The house sparrow is a highly successful avian species that has used much of the habitats humans have provided. However, the situation has recently changed, as the house sparrow populations have declined in many localities throughout Europe (BirdLife International, 2004). For example, between 1976 and 2002, the Finnish house sparrow populations had declined by 63% (Väisänen, 2003). The decline has been particularly pronounced in certain European cities (De Laet and Summers-Smith, 2007; Brichetti et al., 2008) and it has been suggested that different habitats (urban, suburban and rural) present different subpopulations in need of specific conservation actions (De Laet and Summers-Smith, 2007). Our findings imply that small-scale spatial distance associated with an urban to rural gradient are unlikely to be associated with significant genetic structuring in Finland. ‘City sparrows’ conceivably experience a different environment than their rural equivalents, but they all seem to form one population because no difference was found between the urban and rural sites in Finland. However, Finland does not have any real metropolis unlike some other countries where these man-made habitats may have a role in genetic differentiation even between nearby populations.

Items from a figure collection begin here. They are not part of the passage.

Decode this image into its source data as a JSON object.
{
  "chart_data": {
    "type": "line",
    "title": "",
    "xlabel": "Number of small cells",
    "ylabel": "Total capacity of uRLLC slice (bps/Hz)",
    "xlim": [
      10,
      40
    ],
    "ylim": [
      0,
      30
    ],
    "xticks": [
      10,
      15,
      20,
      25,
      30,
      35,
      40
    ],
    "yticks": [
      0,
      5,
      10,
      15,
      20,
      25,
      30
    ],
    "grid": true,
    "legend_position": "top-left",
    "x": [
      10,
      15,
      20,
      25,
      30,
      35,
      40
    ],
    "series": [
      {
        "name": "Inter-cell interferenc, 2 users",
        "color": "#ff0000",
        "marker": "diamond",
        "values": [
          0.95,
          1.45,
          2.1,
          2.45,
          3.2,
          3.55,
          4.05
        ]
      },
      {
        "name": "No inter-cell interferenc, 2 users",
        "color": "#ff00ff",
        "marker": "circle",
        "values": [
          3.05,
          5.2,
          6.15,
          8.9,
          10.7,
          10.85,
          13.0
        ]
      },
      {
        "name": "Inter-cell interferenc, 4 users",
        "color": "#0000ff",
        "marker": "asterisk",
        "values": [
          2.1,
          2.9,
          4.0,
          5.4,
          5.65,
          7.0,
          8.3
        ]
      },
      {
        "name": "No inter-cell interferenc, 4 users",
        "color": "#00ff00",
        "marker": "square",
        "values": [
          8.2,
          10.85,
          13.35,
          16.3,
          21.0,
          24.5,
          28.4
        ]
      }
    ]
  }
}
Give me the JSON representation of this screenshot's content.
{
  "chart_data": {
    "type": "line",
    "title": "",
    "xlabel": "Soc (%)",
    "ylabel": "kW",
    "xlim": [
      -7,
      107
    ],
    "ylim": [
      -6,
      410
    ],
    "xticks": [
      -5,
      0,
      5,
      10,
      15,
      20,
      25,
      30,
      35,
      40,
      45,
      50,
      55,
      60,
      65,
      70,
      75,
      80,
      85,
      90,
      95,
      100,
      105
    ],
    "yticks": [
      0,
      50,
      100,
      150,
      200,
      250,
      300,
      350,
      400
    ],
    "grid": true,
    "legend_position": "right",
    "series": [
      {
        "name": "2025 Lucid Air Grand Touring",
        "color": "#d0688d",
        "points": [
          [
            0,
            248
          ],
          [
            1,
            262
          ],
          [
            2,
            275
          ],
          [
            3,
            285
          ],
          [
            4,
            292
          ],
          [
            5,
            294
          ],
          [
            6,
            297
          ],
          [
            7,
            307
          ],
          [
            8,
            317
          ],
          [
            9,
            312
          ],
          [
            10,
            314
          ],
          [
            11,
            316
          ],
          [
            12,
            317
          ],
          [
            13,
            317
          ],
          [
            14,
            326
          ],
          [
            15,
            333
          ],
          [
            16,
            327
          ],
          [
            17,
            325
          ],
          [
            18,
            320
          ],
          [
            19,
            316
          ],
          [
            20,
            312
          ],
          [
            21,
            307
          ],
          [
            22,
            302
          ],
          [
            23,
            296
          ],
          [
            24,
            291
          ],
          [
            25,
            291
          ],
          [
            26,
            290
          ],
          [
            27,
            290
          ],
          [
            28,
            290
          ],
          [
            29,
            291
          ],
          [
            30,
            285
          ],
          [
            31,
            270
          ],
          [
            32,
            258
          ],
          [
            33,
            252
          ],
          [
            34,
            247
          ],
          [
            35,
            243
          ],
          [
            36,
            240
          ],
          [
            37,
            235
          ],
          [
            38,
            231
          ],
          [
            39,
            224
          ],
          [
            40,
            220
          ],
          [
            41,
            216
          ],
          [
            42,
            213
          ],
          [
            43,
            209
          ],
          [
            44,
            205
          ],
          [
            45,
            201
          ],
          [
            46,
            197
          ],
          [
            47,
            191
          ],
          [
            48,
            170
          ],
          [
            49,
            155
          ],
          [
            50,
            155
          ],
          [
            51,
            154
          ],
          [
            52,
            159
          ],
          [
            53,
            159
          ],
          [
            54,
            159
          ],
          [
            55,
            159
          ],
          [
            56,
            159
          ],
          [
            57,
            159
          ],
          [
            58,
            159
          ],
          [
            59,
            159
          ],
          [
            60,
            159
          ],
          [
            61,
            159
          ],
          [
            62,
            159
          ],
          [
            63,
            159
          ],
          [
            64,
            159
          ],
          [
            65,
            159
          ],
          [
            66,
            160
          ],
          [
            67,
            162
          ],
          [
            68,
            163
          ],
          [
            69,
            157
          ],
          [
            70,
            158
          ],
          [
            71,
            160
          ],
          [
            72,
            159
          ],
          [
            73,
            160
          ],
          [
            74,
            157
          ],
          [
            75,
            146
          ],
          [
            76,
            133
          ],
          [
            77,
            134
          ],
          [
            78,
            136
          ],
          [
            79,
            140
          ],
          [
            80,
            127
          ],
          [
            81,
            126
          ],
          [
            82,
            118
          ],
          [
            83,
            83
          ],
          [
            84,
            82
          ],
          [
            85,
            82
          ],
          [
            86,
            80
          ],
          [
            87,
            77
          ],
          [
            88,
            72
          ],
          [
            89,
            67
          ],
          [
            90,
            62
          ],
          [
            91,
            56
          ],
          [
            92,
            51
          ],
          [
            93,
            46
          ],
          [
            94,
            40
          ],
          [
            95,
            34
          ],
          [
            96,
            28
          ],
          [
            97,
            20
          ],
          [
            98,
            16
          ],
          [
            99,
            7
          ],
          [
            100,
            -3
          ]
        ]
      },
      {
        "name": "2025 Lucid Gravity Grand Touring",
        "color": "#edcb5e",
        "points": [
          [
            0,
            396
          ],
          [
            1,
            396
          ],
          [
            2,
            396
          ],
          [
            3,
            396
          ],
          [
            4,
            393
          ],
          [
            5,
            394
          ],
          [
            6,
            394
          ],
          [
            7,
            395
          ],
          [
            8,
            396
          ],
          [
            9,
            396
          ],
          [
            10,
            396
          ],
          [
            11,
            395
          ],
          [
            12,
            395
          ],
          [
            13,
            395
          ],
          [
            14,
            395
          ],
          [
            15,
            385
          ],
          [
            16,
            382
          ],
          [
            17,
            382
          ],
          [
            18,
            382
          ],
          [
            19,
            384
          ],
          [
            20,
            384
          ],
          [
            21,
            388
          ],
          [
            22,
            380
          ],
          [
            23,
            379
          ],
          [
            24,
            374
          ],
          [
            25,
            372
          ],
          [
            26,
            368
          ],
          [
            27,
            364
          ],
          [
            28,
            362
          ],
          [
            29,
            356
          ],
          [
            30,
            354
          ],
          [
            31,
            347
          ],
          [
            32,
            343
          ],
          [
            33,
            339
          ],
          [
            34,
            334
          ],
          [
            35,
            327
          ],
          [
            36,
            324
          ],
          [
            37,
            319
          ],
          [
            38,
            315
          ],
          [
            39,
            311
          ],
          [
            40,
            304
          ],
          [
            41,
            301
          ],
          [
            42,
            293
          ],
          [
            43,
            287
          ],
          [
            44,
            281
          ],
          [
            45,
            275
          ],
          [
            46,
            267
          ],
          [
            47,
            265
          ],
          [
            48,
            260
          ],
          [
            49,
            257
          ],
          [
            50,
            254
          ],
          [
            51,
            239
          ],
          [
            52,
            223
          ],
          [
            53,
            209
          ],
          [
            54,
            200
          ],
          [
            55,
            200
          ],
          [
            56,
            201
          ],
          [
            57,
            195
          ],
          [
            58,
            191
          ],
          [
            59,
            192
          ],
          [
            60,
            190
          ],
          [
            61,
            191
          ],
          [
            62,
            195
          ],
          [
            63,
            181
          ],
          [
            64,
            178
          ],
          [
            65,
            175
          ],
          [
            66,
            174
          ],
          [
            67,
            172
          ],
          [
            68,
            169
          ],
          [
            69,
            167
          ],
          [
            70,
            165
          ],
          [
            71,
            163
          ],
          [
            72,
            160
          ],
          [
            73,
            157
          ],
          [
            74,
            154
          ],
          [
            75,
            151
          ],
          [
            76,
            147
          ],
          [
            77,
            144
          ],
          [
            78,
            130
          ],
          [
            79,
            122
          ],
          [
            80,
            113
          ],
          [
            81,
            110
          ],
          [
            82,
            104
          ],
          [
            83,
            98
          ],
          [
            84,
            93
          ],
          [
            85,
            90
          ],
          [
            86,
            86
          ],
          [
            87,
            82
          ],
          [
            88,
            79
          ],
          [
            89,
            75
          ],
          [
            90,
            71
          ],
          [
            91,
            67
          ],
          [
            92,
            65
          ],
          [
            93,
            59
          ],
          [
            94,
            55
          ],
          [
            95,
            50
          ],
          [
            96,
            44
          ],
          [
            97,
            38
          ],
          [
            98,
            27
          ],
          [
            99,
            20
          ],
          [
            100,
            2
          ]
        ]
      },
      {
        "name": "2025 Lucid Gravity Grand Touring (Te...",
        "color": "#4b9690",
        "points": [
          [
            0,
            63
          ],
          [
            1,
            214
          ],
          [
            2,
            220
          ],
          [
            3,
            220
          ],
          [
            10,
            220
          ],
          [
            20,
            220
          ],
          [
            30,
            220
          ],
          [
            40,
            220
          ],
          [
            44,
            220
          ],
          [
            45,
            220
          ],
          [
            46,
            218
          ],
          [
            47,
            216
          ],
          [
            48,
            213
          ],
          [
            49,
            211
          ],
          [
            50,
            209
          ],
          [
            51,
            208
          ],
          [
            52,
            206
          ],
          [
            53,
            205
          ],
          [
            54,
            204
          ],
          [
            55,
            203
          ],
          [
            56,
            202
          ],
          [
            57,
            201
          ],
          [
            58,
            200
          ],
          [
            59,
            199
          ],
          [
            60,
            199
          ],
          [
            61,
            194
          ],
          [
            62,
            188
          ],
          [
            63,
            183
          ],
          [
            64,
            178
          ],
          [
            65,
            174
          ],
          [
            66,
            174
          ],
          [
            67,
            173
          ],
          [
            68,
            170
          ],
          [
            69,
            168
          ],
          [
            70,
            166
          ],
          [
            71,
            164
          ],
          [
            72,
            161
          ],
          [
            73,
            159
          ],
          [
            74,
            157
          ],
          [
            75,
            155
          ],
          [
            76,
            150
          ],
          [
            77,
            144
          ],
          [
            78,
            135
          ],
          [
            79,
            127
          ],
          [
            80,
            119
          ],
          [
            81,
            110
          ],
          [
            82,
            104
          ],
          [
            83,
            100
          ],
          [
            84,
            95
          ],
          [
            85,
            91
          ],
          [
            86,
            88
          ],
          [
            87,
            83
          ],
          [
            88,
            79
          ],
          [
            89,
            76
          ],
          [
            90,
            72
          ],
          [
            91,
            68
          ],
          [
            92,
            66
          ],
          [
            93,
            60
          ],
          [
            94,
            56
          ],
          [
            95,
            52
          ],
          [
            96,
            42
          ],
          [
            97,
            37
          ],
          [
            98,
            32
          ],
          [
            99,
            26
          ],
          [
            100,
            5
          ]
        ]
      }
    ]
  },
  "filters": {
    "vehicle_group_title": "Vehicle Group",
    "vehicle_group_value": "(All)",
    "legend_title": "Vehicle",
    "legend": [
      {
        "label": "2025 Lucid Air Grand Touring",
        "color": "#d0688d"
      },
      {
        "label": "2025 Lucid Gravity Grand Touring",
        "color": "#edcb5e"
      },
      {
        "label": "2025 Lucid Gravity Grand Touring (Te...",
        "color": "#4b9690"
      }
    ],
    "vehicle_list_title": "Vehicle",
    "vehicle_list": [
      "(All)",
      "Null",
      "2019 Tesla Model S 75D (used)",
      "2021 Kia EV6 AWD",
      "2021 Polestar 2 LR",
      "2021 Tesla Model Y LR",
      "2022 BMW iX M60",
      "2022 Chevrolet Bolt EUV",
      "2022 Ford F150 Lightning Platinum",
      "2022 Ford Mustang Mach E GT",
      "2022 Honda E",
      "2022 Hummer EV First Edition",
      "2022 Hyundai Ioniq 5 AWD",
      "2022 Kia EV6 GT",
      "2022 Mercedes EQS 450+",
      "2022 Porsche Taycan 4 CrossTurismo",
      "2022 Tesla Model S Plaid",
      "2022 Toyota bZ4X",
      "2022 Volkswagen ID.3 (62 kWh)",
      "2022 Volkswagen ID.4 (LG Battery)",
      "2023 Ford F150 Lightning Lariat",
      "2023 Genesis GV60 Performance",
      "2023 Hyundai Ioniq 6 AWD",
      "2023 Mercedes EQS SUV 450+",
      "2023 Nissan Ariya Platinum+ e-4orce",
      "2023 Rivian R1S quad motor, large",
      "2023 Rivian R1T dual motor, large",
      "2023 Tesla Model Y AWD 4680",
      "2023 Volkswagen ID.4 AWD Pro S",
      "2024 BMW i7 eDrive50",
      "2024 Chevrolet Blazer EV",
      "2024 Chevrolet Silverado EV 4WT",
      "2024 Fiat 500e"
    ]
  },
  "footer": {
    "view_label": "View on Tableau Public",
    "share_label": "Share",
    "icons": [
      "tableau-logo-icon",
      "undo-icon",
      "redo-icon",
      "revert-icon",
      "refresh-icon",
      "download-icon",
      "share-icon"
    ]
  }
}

In view of the species' decline, a comparison of the results on the onset of, its decline with contemporary data from the same localities in Finland will be interesting. Results obtained from this study form an important backdrop against which the population genetic consequences of the species' rapid decline in abundance can be evaluated (cf. Wandeler et al., 2007). A population decline may result in an increase in differentiation among populations (Bouzat et al., 1998; Muños-Fuentes et al., 2005; Martínez-Cruz et al., 2007). Knowledge of the population structure before a decline is essential, as sometimes the pattern of low genetic diversity can be present already in historical samples (Matocq and Villablanca, 2001). Whether decline-derived loss of genetic diversity is found, possible conservation actions need to be considered more population-wise; for example, is it better to manage diverged and unique populations or the larger and more connected ones. As the house sparrow is dramatically declining, the need for understanding key population biological processes, for example, through population genetic research, is increasing.